03232017Headline:

A la Haye Essy fait des rèvèlations”La première fois que j’ai été en prison, c’est à cause de Gbagbo”.

gbagbo et essy

Essy Amara a remis un important courrier d’un chef d’Etat à Gbagbo

Il est le troisième -sur les quatre « irréductibles » du Parti démocratique de Côte d’Ivoire (Pdci) candidats déclarés à la présidentielle de 2015- à avoir fait « le plerinage » de La Haye.

Essy Amara, ex-ministre d’État, ministre des Affaires étrangères de Côte d’Ivoire s’y est rendu, vendredi 15 mai 2015, pour rencontrer Laurent Gbagbo.
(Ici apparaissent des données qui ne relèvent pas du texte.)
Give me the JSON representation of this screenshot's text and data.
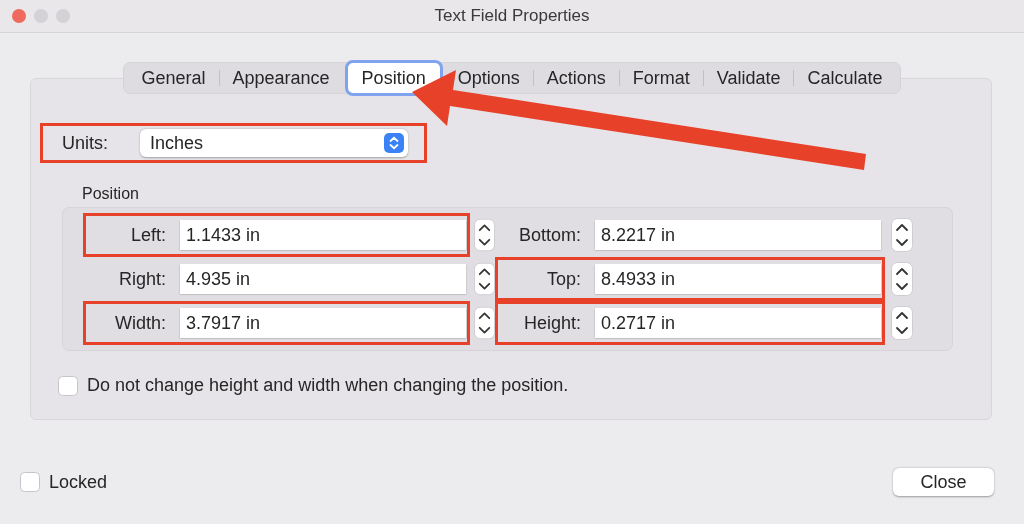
{
  "window": {
    "title": "Text Field Properties"
  },
  "tabs": [
    {
      "label": "General",
      "selected": false
    },
    {
      "label": "Appearance",
      "selected": false
    },
    {
      "label": "Position",
      "selected": true
    },
    {
      "label": "Options",
      "selected": false
    },
    {
      "label": "Actions",
      "selected": false
    },
    {
      "label": "Format",
      "selected": false
    },
    {
      "label": "Validate",
      "selected": false
    },
    {
      "label": "Calculate",
      "selected": false
    }
  ],
  "units": {
    "label": "Units:",
    "value": "Inches",
    "highlighted": true
  },
  "position_group": {
    "title": "Position",
    "fields": [
      {
        "label": "Left:",
        "value": "1.1433 in",
        "highlighted": true
      },
      {
        "label": "Bottom:",
        "value": "8.2217 in",
        "highlighted": false
      },
      {
        "label": "Right:",
        "value": "4.935 in",
        "highlighted": false
      },
      {
        "label": "Top:",
        "value": "8.4933 in",
        "highlighted": true
      },
      {
        "label": "Width:",
        "value": "3.7917 in",
        "highlighted": true
      },
      {
        "label": "Height:",
        "value": "0.2717 in",
        "highlighted": true
      }
    ]
  },
  "keep_size_checkbox": {
    "label": "Do not change height and width when changing the position.",
    "checked": false
  },
  "locked_checkbox": {
    "label": "Locked",
    "checked": false
  },
  "buttons": [
    "Close"
  ]
}
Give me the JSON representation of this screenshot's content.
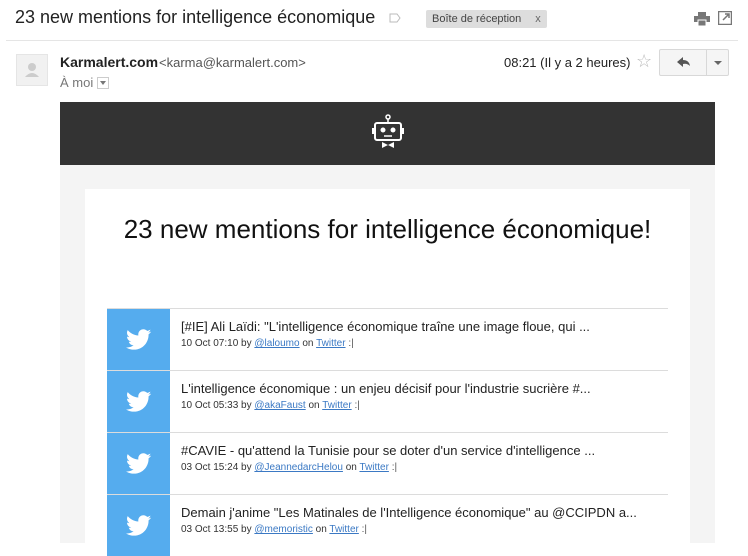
{
  "subject": "23 new mentions for intelligence économique",
  "label": {
    "text": "Boîte de réception",
    "close": "x"
  },
  "sender": {
    "name": "Karmalert.com",
    "email": "<karma@karmalert.com>"
  },
  "recipient": "À moi",
  "timestamp": "08:21 (Il y a 2 heures)",
  "body": {
    "title": "23 new mentions for intelligence économique!",
    "mentions": [
      {
        "text": "[#IE] Ali Laïdi: \"L'intelligence économique traîne une image floue, qui ...",
        "date": "10 Oct 07:10",
        "by": "by",
        "user": "@laloumo",
        "on": "on",
        "source": "Twitter",
        "sep": ":|"
      },
      {
        "text": "L'intelligence économique : un enjeu décisif pour l'industrie sucrière #...",
        "date": "10 Oct 05:33",
        "by": "by",
        "user": "@akaFaust",
        "on": "on",
        "source": "Twitter",
        "sep": ":|"
      },
      {
        "text": "#CAVIE - qu'attend la Tunisie pour se doter d'un service d'intelligence ...",
        "date": "03 Oct 15:24",
        "by": "by",
        "user": "@JeannedarcHelou",
        "on": "on",
        "source": "Twitter",
        "sep": ":|"
      },
      {
        "text": "Demain j'anime \"Les Matinales de l'Intelligence économique\" au @CCIPDN a...",
        "date": "03 Oct 13:55",
        "by": "by",
        "user": "@memoristic",
        "on": "on",
        "source": "Twitter",
        "sep": ":|"
      }
    ]
  },
  "colors": {
    "header": "#333333",
    "twitter": "#55acee",
    "link": "#3b79c4"
  }
}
Avant lui, Kouadio Konan Bertin dit KKB (deux fois) et Charles Konan Banny (une fois), tous deux candidats à cette élection, sont allés voir l’ex-président de la République de Côte d’Ivoire. Rien n’a filtré officiellement de la rencontre du vendredi 15 Mai, entre Essy Amara et Laurent Gbagbo. Mais avant le raout, La Lettre du continent révélait, jeudi 14 mai 2015, que le diplomate-candidat devrait remettre un « courrier personnel de Jacob Zuma » à son hôte.

On sait qu’avant de venir en Europe, le président de la 49ème session de l’Assemblée générale des Nations Unies entre 1994 et 1995 a rencontré, lundi 27 avril 2015, à l’Union Building de Pretoria, le président sud-africain. M. Essy y était en sa qualité d’invité au « Freedom Day ». C’est un jour marquant l’accès au droit de vote à toute la population noire d’Afrique du Sud après le régime de l’Apartheid.
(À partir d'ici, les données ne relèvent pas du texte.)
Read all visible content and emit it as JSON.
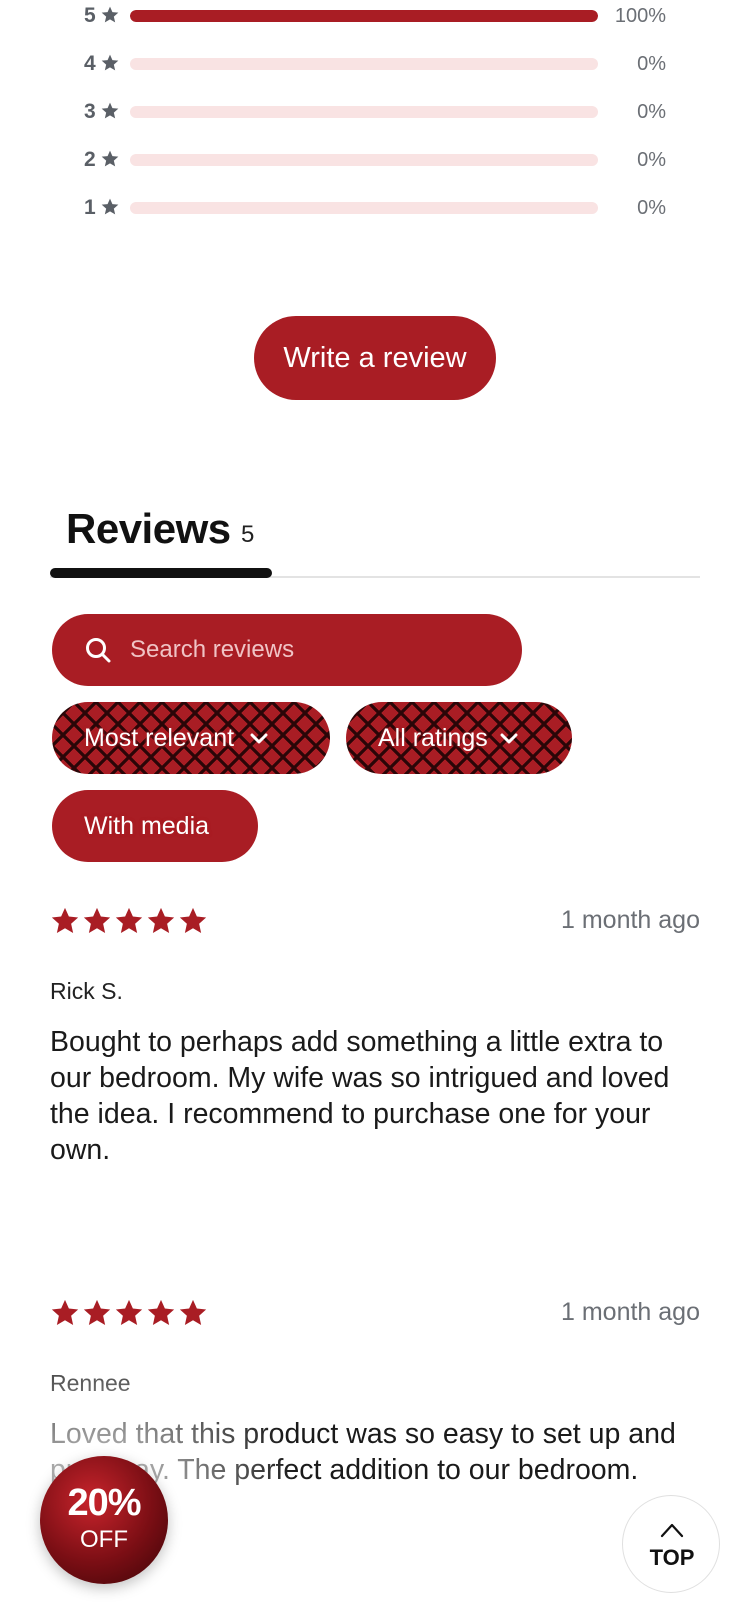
{
  "rating_distribution": [
    {
      "stars": "5",
      "percent_label": "100%",
      "fill": 1.0
    },
    {
      "stars": "4",
      "percent_label": "0%",
      "fill": 0
    },
    {
      "stars": "3",
      "percent_label": "0%",
      "fill": 0
    },
    {
      "stars": "2",
      "percent_label": "0%",
      "fill": 0
    },
    {
      "stars": "1",
      "percent_label": "0%",
      "fill": 0
    }
  ],
  "write_review_label": "Write a review",
  "reviews_tab": {
    "title": "Reviews",
    "count": "5"
  },
  "search": {
    "placeholder": "Search reviews",
    "icon": "search-icon"
  },
  "filters": {
    "sort_label": "Most relevant",
    "rating_label": "All ratings",
    "media_label": "With media"
  },
  "reviews": [
    {
      "rating": 5,
      "date": "1 month ago",
      "author": "Rick S.",
      "body": "Bought to perhaps add something a little extra to our bedroom. My wife was so intrigued and loved the idea. I recommend to purchase one for your own."
    },
    {
      "rating": 5,
      "date": "1 month ago",
      "author": "Rennee",
      "body": "Loved that this product was so easy to set up and put away. The perfect addition to our bedroom."
    }
  ],
  "promo": {
    "big": "20%",
    "small": "OFF"
  },
  "back_to_top": {
    "label": "TOP"
  },
  "colors": {
    "accent": "#a91d24",
    "bar_track": "#f9e3e3",
    "muted_text": "#6b6f75"
  }
}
Cette visite du cadre du Pdci à l’ancien chef de l’État ivoirien à La Haye ne devrait pas surprendre. Les deux hommes se connaissent depuis belle lurette. Essy Amara, a révélé, en mai 2014, au cours d’une conférence publique sur la diplomatie ivoirienne sous Félix Houphouët Boigny, à l’Université de Cocody, que c’est à cause de Laurent Gbagbo qu’il est allé en prison pour la première fois. « La première fois que j’ai été en prison, c’est à cause de Gbagbo. Le président Houphouët avait envoyé des gens le chercher chez lui. J’étais chez lui et lorsqu’ils ne l’ont pas trouvé, ils m’ont pris», a rappelé Essy Amara alors qu’il était l’invité du Groupe de recherche et d’étude en histoire globale (Grhg). Quand Laurent Gbagbo était au pouvoir, il avait battu campagne pour que l’ex-Secrétaire général de l’Organisation de l’unité africaine (Oua) devienne le président de l’Union africaine (Ua).
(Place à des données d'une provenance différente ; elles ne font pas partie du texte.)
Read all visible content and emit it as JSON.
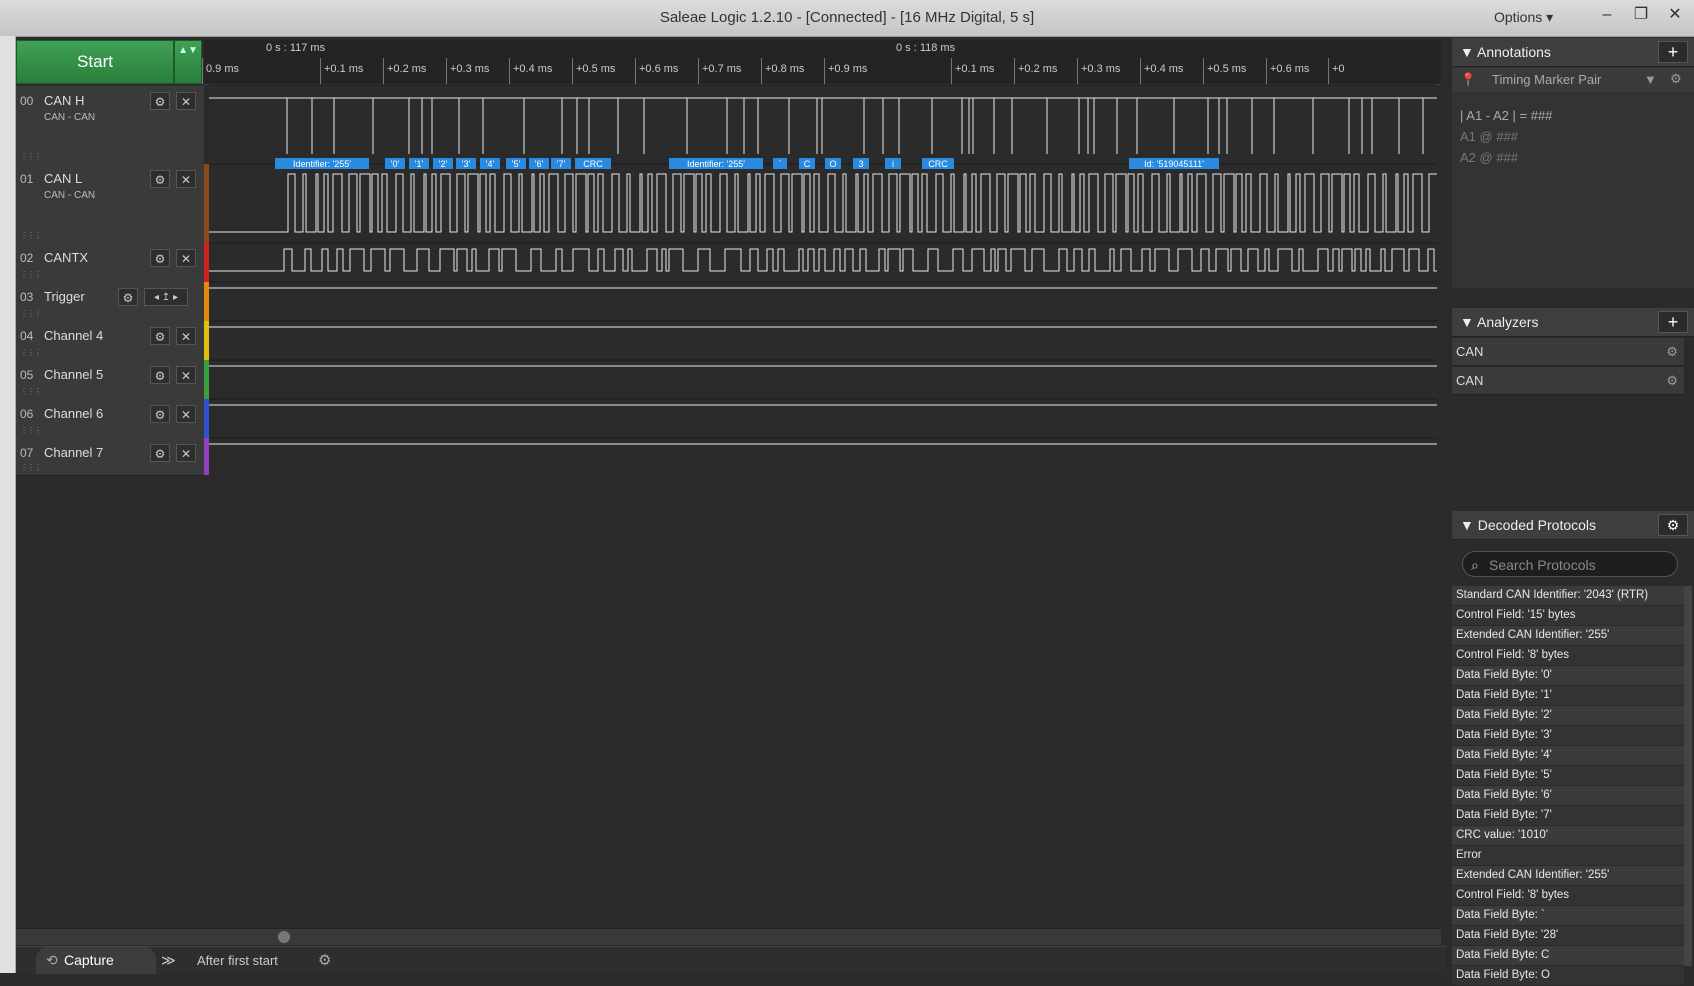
{
  "window": {
    "title": "Saleae Logic 1.2.10 - [Connected] - [16 MHz Digital, 5 s]",
    "options_label": "Options ▾",
    "minimize": "–",
    "restore": "❐",
    "close": "✕"
  },
  "toolbar": {
    "start_label": "Start",
    "start_arrows": "▲▼"
  },
  "ruler": {
    "top_labels": [
      "0 s : 117 ms",
      "0 s : 118 ms"
    ],
    "bottom_labels": [
      "0.9 ms",
      "+0.1 ms",
      "+0.2 ms",
      "+0.3 ms",
      "+0.4 ms",
      "+0.5 ms",
      "+0.6 ms",
      "+0.7 ms",
      "+0.8 ms",
      "+0.9 ms",
      "+0.1 ms",
      "+0.2 ms",
      "+0.3 ms",
      "+0.4 ms",
      "+0.5 ms",
      "+0.6 ms",
      "+0"
    ]
  },
  "channels": [
    {
      "num": "00",
      "name": "CAN H",
      "sub": "CAN - CAN",
      "color": "#2a2a2a"
    },
    {
      "num": "01",
      "name": "CAN L",
      "sub": "CAN - CAN",
      "color": "#8a4a1a"
    },
    {
      "num": "02",
      "name": "CANTX",
      "sub": "",
      "color": "#d02020"
    },
    {
      "num": "03",
      "name": "Trigger",
      "sub": "",
      "color": "#e08a10"
    },
    {
      "num": "04",
      "name": "Channel 4",
      "sub": "",
      "color": "#e0c010"
    },
    {
      "num": "05",
      "name": "Channel 5",
      "sub": "",
      "color": "#3aa040"
    },
    {
      "num": "06",
      "name": "Channel 6",
      "sub": "",
      "color": "#3050d0"
    },
    {
      "num": "07",
      "name": "Channel 7",
      "sub": "",
      "color": "#9040c0"
    }
  ],
  "decode_bubbles": [
    "Identifier: '255'",
    "'0'",
    "'1'",
    "'2'",
    "'3'",
    "'4'",
    "'5'",
    "'6'",
    "'7'",
    "CRC",
    "Identifier: '255'",
    "`",
    "C",
    "O",
    "3",
    "i",
    "CRC",
    "Id: '519045111'"
  ],
  "annotations": {
    "header": "Annotations",
    "marker_pair": "Timing Marker Pair",
    "line1": "| A1 - A2 | = ###",
    "line2": "A1 @ ###",
    "line3": "A2 @ ###"
  },
  "analyzers": {
    "header": "Analyzers",
    "items": [
      "CAN",
      "CAN"
    ]
  },
  "decoded": {
    "header": "Decoded Protocols",
    "search_placeholder": "Search Protocols",
    "items": [
      "Standard CAN Identifier: '2043' (RTR)",
      "Control Field: '15' bytes",
      "Extended CAN Identifier: '255'",
      "Control Field: '8' bytes",
      "Data Field Byte: '0'",
      "Data Field Byte: '1'",
      "Data Field Byte: '2'",
      "Data Field Byte: '3'",
      "Data Field Byte: '4'",
      "Data Field Byte: '5'",
      "Data Field Byte: '6'",
      "Data Field Byte: '7'",
      "CRC value: '1010'",
      "Error",
      "Extended CAN Identifier: '255'",
      "Control Field: '8' bytes",
      "Data Field Byte: `",
      "Data Field Byte: '28'",
      "Data Field Byte: C",
      "Data Field Byte: O"
    ]
  },
  "bottom": {
    "capture_label": "Capture",
    "forward": "≫",
    "trigger_mode": "After first start"
  },
  "colors": {
    "accent_green": "#2a7f3c",
    "bubble_blue": "#2a8ae0"
  }
}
Interrogé, samedi 7 mars 2015, sur la Voice Chat (plate-forme de discussions) d’Abidjan.net, Essy Amara a souhaité que les choses évoluent positivement pour M. Gbagbo et qu’il soit relâché. « Gbagbo a fait 47% lors de l’élection présidentielle, on ne peut pas les ignorer. Il faut trouver une solution pour M. Gbagbo . Je suis un militant pour sa libération. Il y a eu des enquêtes préliminaires, il va être jugé et après, on verra ce qu’on peut faire. J’ai parlé avec le président des parties du Traité de Rome, au ministre de la justice du Sénégal, qui fut à la tête de la Fidh…A long terme, il faut trouver une solution au cas de Gbagbo. Ce n’est pas une gloire pour nous de savoir qu’un chef d’Etat africain est détenu à la Cour pénale internationale (Cpi) », avait fait savoir Essy Amara. Il n’avait pas hésité à envoyer une délégation, le 7 février 2015, lors des obsèques de la mère de Laurent Gbagbo à Blouzon. M. Essy en avait fait de même, jeudi 30 avril 2015, au cours de l’investiture du prisonnier de La Haye à Mama comme président du Front populaire ivoirien (Fpi).